A Chat with Fred Meyers, President & CEO, The Queensboro Shirt
CS: You mentioned on your Web site that you eliminated print catalogs from your marketing plan. When did you do that and why?
FM: I guess it was around 1999 or 2000 that we started messing around with the Internet. Our first site was in 1998. We started to get serious about e-mail marketing in 2000 or so. It required a lot of behind the scenes development to make sure you could process the orders. You didn't want to cause more trouble than you were solving. We had always produced our own catalogs. And producing the catalog, as anyone knows, creating each catalog is like birthing a child. It's a very difficult and time-consuming process, especially if you're trying to run a business at the same time. As we started to send out more e-mails to our existing customer base and began to build a file, we found that we were getting pretty good response from these promotional e-mails. We found that we were getting worse and worse at getting our catalog deadlines met for production. So we went from producing 12 catalogs per year to producing 10 because we missed a couple of deadlines. Then we went to eight and then to four.

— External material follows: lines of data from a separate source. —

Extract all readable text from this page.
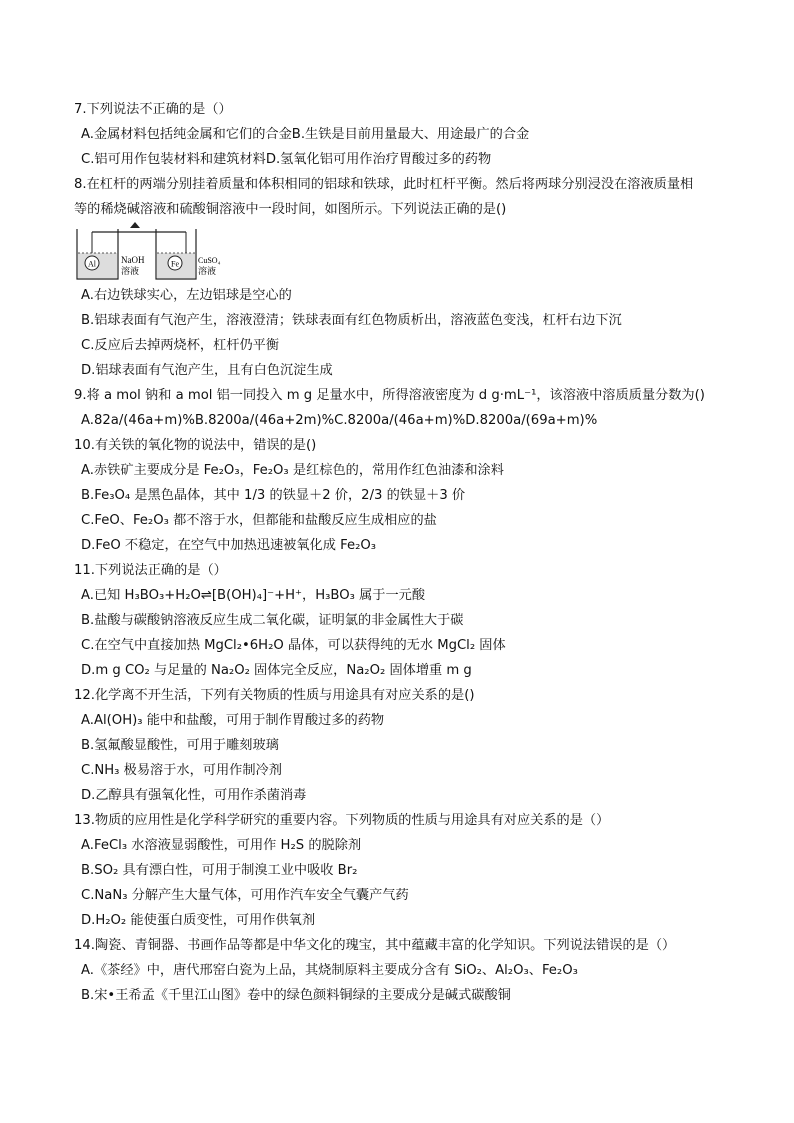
7.下列说法不正确的是（）
A.金属材料包括纯金属和它们的合金B.生铁是目前用量最大、用途最广的合金
C.铝可用作包装材料和建筑材料D.氢氧化铝可用作治疗胃酸过多的药物
8.在杠杆的两端分别挂着质量和体积相同的铝球和铁球，此时杠杆平衡。然后将两球分别浸没在溶液质量相
等的稀烧碱溶液和硫酸铜溶液中一段时间，如图所示。下列说法正确的是()
Al	NaOH
溶液
Fe CuSO₄
溶液
A.右边铁球实心，左边铝球是空心的
B.铝球表面有气泡产生，溶液澄清；铁球表面有红色物质析出，溶液蓝色变浅，杠杆右边下沉
C.反应后去掉两烧杯，杠杆仍平衡
D.铝球表面有气泡产生，且有白色沉淀生成
9.将 a mol 钠和 a mol 铝一同投入 m g 足量水中，所得溶液密度为 d g·mL⁻¹，该溶液中溶质质量分数为()
A.82a/(46a+m)%B.8200a/(46a+2m)%C.8200a/(46a+m)%D.8200a/(69a+m)%
10.有关铁的氧化物的说法中，错误的是()
A.赤铁矿主要成分是 Fe₂O₃，Fe₂O₃ 是红棕色的，常用作红色油漆和涂料
B.Fe₃O₄ 是黑色晶体，其中 1/3 的铁显＋2 价，2/3 的铁显＋3 价
C.FeO、Fe₂O₃ 都不溶于水，但都能和盐酸反应生成相应的盐
D.FeO 不稳定，在空气中加热迅速被氧化成 Fe₂O₃
11.下列说法正确的是（）
A.已知 H₃BO₃+H₂O⇌[B(OH)₄]⁻+H⁺，H₃BO₃ 属于一元酸
B.盐酸与碳酸钠溶液反应生成二氧化碳，证明氯的非金属性大于碳
C.在空气中直接加热 MgCl₂•6H₂O 晶体，可以获得纯的无水 MgCl₂ 固体
D.m g CO₂ 与足量的 Na₂O₂ 固体完全反应，Na₂O₂ 固体增重 m g
12.化学离不开生活，下列有关物质的性质与用途具有对应关系的是()
A.Al(OH)₃ 能中和盐酸，可用于制作胃酸过多的药物
B.氢氟酸显酸性，可用于雕刻玻璃
C.NH₃ 极易溶于水，可用作制冷剂
D.乙醇具有强氧化性，可用作杀菌消毒
13.物质的应用性是化学科学研究的重要内容。下列物质的性质与用途具有对应关系的是（）
A.FeCl₃ 水溶液显弱酸性，可用作 H₂S 的脱除剂
B.SO₂ 具有漂白性，可用于制溴工业中吸收 Br₂
C.NaN₃ 分解产生大量气体，可用作汽车安全气囊产气药
D.H₂O₂ 能使蛋白质变性，可用作供氧剂
14.陶瓷、青铜器、书画作品等都是中华文化的瑰宝，其中蕴藏丰富的化学知识。下列说法错误的是（）
A.《茶经》中，唐代邢窑白瓷为上品，其烧制原料主要成分含有 SiO₂、Al₂O₃、Fe₂O₃
B.宋•王希孟《千里江山图》卷中的绿色颜料铜绿的主要成分是碱式碳酸铜
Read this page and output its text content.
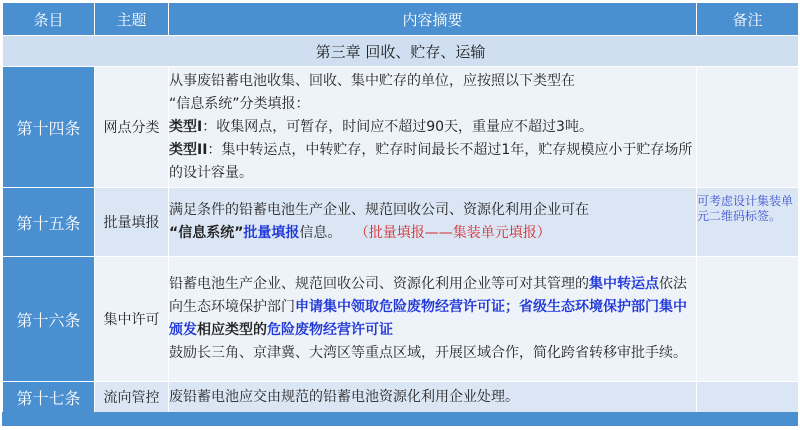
条目	主题	内容摘要	备注
第三章 回收、贮存、运输			
第十四条	网点分类	从事废铅蓄电池收集、回收、集中贮存的单位，应按照以下类型在
“信息系统”分类填报：
类型I：收集网点，可暂存，时间应不超过90天，重量应不超过3吨。
类型II：集中转运点，中转贮存，贮存时间最长不超过1年，贮存规模应小于贮存场所的设计容量。	
第十五条	批量填报	满足条件的铅蓄电池生产企业、规范回收公司、资源化利用企业可在
“信息系统”批量填报信息。 （批量填报——集装单元填报）	可考虑设计集装单元二维码标签。
第十六条	集中许可	铅蓄电池生产企业、规范回收公司、资源化利用企业等可对其管理的集中转运点依法向生态环境保护部门申请集中领取危险废物经营许可证；省级生态环境保护部门集中颁发相应类型的危险废物经营许可证
鼓励长三角、京津冀、大湾区等重点区域，开展区域合作，简化跨省转移审批手续。	
第十七条	流向管控	废铅蓄电池应交由规范的铅蓄电池资源化利用企业处理。	
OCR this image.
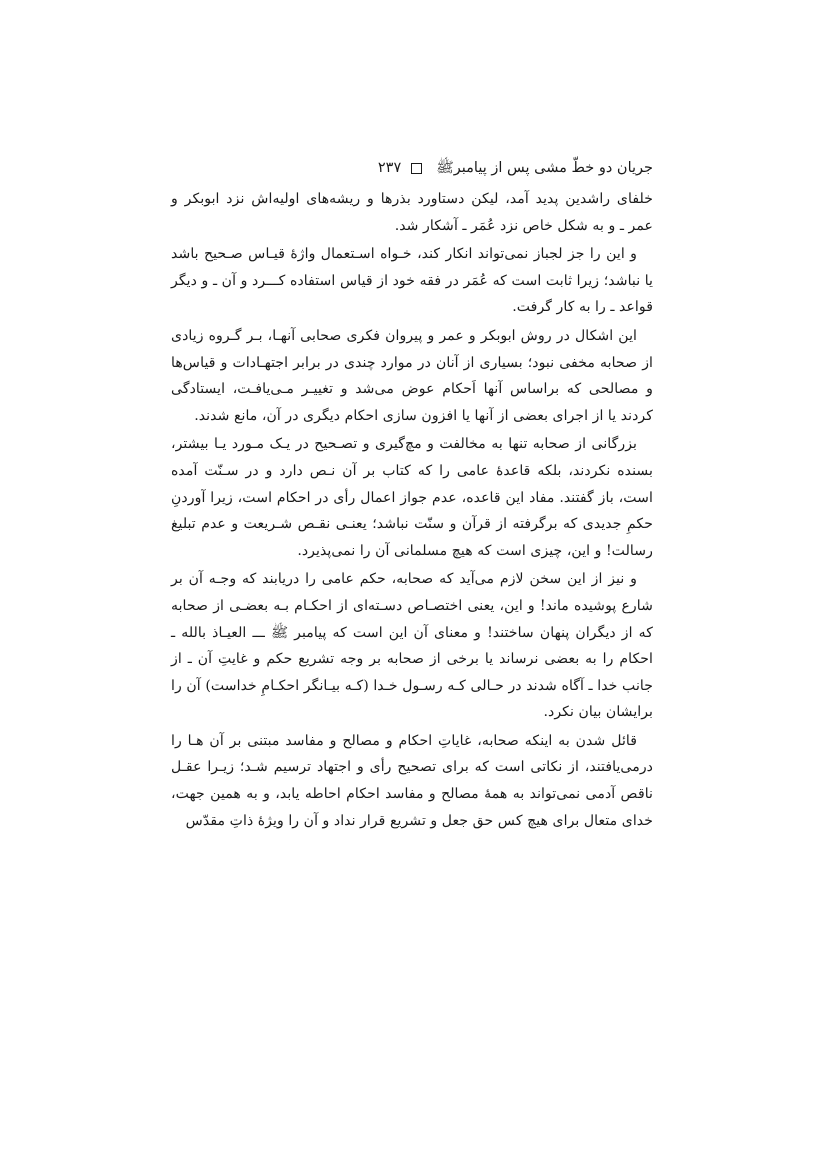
جریان دو خطّ مشی پس از پیامبرﷺ
۲۳۷

خلفای راشدین پدید آمد، لیکن دستاورد بذرها و ریشه‌های اولیه‌اش نزد ابوبکر و عمر ـ و به شکل خاص نزد عُمَر ـ آشکار شد.

و این را جز لجباز نمی‌تواند انکار کند، خـواه اسـتعمال واژۀ قیـاس صـحیح باشد یا نباشد؛ زیرا ثابت است که عُمَر در فقه خود از قیاس استفاده کـــرد و آن ـ و دیگر قواعد ـ را به کار گرفت.

این اشکال در روش ابوبکر و عمر و پیروان فکری صحابی آنهـا، بـر گـروه زیادی از صحابه مخفی نبود؛ بسیاری از آنان در موارد چندی در برابر اجتهـادات و قیاس‌ها و مصالحی که براساس آنها اَحکام عوض می‌شد و تغییـر مـی‌یافـت، ایستادگی کردند یا از اجرای بعضی از آنها یا افزون سازی احکام دیگری در آن، مانع شدند.

بزرگانی از صحابه تنها به مخالفت و مچ‌گیری و تصـحیح در یـک مـورد یـا بیشتر، بسنده نکردند، بلکه قاعدۀ عامی را که کتاب بر آن نـص دارد و در سـنّت آمده است، باز گفتند. مفاد این قاعده، عدم جواز اعمال رأی در احکام است، زیرا آوردنِ حکمِ جدیدی که برگرفته از قرآن و سنّت نباشد؛ یعنـی نقـص شـریعت و عدم تبلیغ رسالت! و این، چیزی است که هیچ مسلمانی آن را نمی‌پذیرد.

و نیز از این سخن لازم می‌آید که صحابه، حکم عامی را دریابند که وجـه آن بر شارع پوشیده ماند! و این، یعنی اختصـاص دسـته‌ای از احکـام بـه بعضـی از صحابه که از دیگران پنهان ساختند! و معنای آن این است که پیامبر ﷺ ـــ العیـاذ بالله ـ احکام را به بعضی نرساند یا برخی از صحابه بر وجه تشریع حکم و غایتِ آن ـ از جانب خدا ـ آگاه شدند در حـالی کـه رسـول خـدا (کـه بیـانگر احکـامِ خداست) آن را برایشان بیان نکرد.

قائل شدن به اینکه صحابه، غایاتِ احکام و مصالح و مفاسد مبتنی بر آن هـا را درمی‌یافتند، از نکاتی است که برای تصحیح رأی و اجتهاد ترسیم شـد؛ زیـرا عقـل ناقص آدمی نمی‌تواند به همۀ مصالح و مفاسد احکام احاطه یابد، و به همین جهت، خدای متعال برای هیچ کس حق جعل و تشریع قرار نداد و آن را ویژۀ ذاتِ مقدّس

And the next thing you know, we never got around to producing a catalog this year. We'd sit at our meetings and decide on what to do. And we always said, we'll do this one things first, then get back to the catalog. And we eventually saw we were able to replace the catalog with the e-mails, and our sales actually went up without going back down. Our last catalog was in 2003. We sent four that year. Right now we send some postcards about once a month or every six weeks to our customers. That's the only marketing we're doing offline right now. Doing away with the catalog wasn't a planned death. It happened over time, from neglect more than anything else.